Ashton continued, "Everyone will give you a different answer. About 80 percent of people who tell you they live with chronic pain don't say that they get good treatment for that. And part of the reason is there's no one test. There's no blood test. There's no scale that in medicine we use in this country to say, you know, this is objectively how much pain you're dealing with. So we really rely on the patient and what they're saying. As we know, everyone has a different pain tolerance and pain threshold."

Co-anchor Erica Hill said, "There does seem to be over the last few years, anyway, one of the main ways of treating it seems to be with prescription drugs. (Prescriptions) have gone up for things like Vicodin and Oxycontin."

"You talk about the class of medication known as opioid narcotics," she said. "The use and prescriptions written for these types of medications has absolutely skyrocketed over the past. And there are a couple of issues about that. The biggest one, from the way I see it in the medical community is that as physicians we typically under treat chronic pain dramatically. We're afraid of making the patient into an addict. We're afraid of making the patient dependent on this class of medication. When, in fact, the principle in treating chronic pain is to use the right dose of the medication that works."

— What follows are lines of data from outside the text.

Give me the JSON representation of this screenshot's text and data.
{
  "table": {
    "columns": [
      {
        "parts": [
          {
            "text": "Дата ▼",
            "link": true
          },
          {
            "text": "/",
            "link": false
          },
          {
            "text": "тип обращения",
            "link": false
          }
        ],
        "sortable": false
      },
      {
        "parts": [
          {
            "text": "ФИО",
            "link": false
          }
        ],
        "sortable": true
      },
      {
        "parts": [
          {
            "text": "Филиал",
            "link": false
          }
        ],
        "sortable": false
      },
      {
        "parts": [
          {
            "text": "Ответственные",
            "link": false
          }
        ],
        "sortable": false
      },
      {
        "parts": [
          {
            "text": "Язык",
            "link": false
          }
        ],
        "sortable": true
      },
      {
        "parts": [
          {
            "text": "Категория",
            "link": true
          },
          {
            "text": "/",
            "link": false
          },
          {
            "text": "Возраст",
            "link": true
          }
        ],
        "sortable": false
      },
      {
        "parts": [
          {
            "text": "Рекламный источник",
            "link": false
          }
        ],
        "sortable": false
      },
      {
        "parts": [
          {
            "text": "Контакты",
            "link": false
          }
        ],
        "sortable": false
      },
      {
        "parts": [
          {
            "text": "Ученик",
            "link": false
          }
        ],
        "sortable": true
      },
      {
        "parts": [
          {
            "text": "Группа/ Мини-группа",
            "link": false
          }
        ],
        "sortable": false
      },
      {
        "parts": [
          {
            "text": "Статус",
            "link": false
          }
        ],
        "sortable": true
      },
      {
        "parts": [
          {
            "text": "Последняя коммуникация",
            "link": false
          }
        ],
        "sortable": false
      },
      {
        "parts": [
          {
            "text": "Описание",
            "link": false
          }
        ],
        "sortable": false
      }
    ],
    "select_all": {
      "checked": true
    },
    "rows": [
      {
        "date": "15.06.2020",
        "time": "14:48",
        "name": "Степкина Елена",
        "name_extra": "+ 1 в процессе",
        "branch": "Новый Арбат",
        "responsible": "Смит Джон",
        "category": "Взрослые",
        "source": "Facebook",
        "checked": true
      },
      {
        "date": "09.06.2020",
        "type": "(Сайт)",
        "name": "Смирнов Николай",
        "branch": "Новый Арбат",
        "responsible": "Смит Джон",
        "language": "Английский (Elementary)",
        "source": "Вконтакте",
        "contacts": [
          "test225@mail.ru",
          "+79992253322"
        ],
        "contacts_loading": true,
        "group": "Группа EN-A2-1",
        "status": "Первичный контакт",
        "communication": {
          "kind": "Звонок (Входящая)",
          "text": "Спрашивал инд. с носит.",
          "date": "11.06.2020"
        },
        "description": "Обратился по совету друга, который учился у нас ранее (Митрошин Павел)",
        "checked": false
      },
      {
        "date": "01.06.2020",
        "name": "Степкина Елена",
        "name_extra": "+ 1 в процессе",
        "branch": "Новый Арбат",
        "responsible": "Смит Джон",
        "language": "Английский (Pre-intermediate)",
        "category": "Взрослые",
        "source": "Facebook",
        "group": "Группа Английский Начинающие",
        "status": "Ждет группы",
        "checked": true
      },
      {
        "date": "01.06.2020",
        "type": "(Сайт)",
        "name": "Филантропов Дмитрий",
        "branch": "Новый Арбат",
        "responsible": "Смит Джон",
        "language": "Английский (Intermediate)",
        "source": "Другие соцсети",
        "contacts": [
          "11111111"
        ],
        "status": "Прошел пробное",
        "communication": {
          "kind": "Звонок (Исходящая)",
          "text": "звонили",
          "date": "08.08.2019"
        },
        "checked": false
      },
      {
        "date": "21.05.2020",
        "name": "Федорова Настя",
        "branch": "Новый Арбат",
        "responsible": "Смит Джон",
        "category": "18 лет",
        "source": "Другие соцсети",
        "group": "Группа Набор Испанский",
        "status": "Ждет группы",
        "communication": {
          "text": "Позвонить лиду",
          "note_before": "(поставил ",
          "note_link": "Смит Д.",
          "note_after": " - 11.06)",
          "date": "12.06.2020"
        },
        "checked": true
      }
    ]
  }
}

She explained, "So, I might think it's a high dose of narcotics but if it works to relieve your pain, that's the appropriate dose. Now the flip side of that, when you talk about opioid narcotics is that absolutely, they can be habit-forming. When you talk about someone who's living with chronic pain, they might need to be on these medications indefinitely."

Ashton said alternative treatment should also be considered in conjunction with prescriptions.

"You've probably heard of the term functional MRI," she said. "A lot of it has to do with the theory of brain mapping. We know that there are pain centers in the brain and the brain releases certain chemicals, they're called neurotransmitters, in response to pain. Part of the research is using functional MRIs to stimulate not just the pain centers, but the pleasure centers, and retrain someone's brain to deal with pain. Then, of course, you talk about alternative ways of treating it, things like massage, or acupuncture, yoga, certain types of exercise can be very, very helpful in conjunction with other things."